In Ruby 3.0+, interpolated strings are always mutable, even with the pragma. Only the non-interpolated parts are frozen.

The FrozenError Exception

When Ruby 2.x encountered an attempt to modify a frozen string, it raised a plain RuntimeError. Starting with Ruby 3.0, this is a dedicated FrozenError:

# frozen_string_literal: true

s = "hello"
s << " world"
# FrozenError (Ruby 3.0+)
# RuntimeError (Ruby 2.x)

If you need to handle frozen string mutations, rescue FrozenError:

begin
  s << " world"
rescue FrozenError
  s = s + " world"   # create a new mutable string instead
end

Mutating a Frozen String

When you genuinely need a mutable version, String#dup or String#clone creates a copy:

# frozen_string_literal: true

original = "hello"
copy = original.dup   # copy is mutable

copy << " world"
puts copy    # "hello world"
puts original  # "hello" — unchanged

Freezing Objects Explicitly with freeze

The pragma only covers string literals in the file where it appears. For any other object — or for strings you want to freeze at runtime — call freeze directly:

config = {
  api_key: ENV["API_KEY"],
  endpoint: "https://api.example.com",
}.freeze

config[:api_key] = "new"   # FrozenError

freeze works on any object, not just strings:

array = [1, 2, 3].freeze
array << 4   # FrozenError

freeze is shallow — it freezes the object itself but not any objects it contains:

frozen = [[1, 2], [3, 4]].freeze
frozen[0] << 99   # no error — inner arrays are not frozen
frozen << [5, 6]  # FrozenError — the array itself is frozen

For deep freezing, you need to recursively freeze nested structures or use a gem like deep_freeze.

Enabling Globally

Instead of adding the pragma to every file, you can enable it project-wide:

ruby --enable-frozen-string-literal your_script.rb

Many Ruby’s performance guides recommend enabling it globally in production, since the memory and GC benefits apply to all strings throughout the application.

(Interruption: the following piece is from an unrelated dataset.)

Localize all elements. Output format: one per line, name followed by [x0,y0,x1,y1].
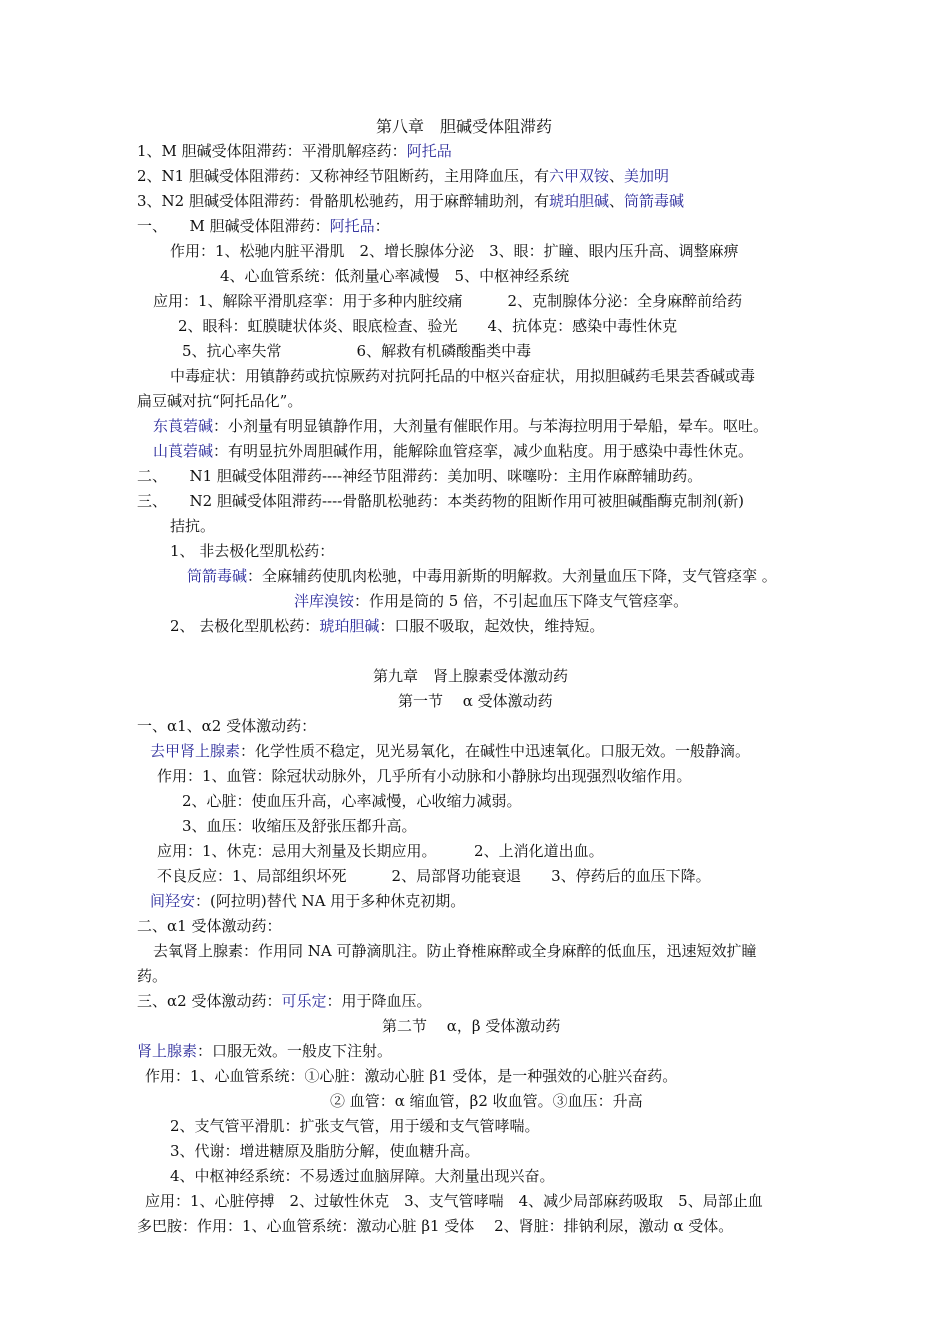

Constants and Immutability

A related concern is constant immutability. By default, constants holding mutable objects can be modified:

MAX_USERS = [100, 200, 500]   # array is mutable
MAX_USERS << 1000             # no error

You can use the shareable_constant_value pragma to automatically freeze constant values:

# shareable_constant_value: literal

MAX_USERS = [100, 200, 500]   # array is deeply frozen
MAX_USERS << 1000             # FrozenError

When to Use the Pragma

Use # frozen_string_literal: true in:

  • All new Ruby files you write — it’s a good default habit
  • Performance-critical code with many string literals
  • Code you want to publish as gems (it was introduced to help gems prepare for Ruby 3.0)

The pragma has no real downside in most cases — if you’re not modifying string literals, making them frozen costs you nothing. The GC and allocation benefits are free immutability.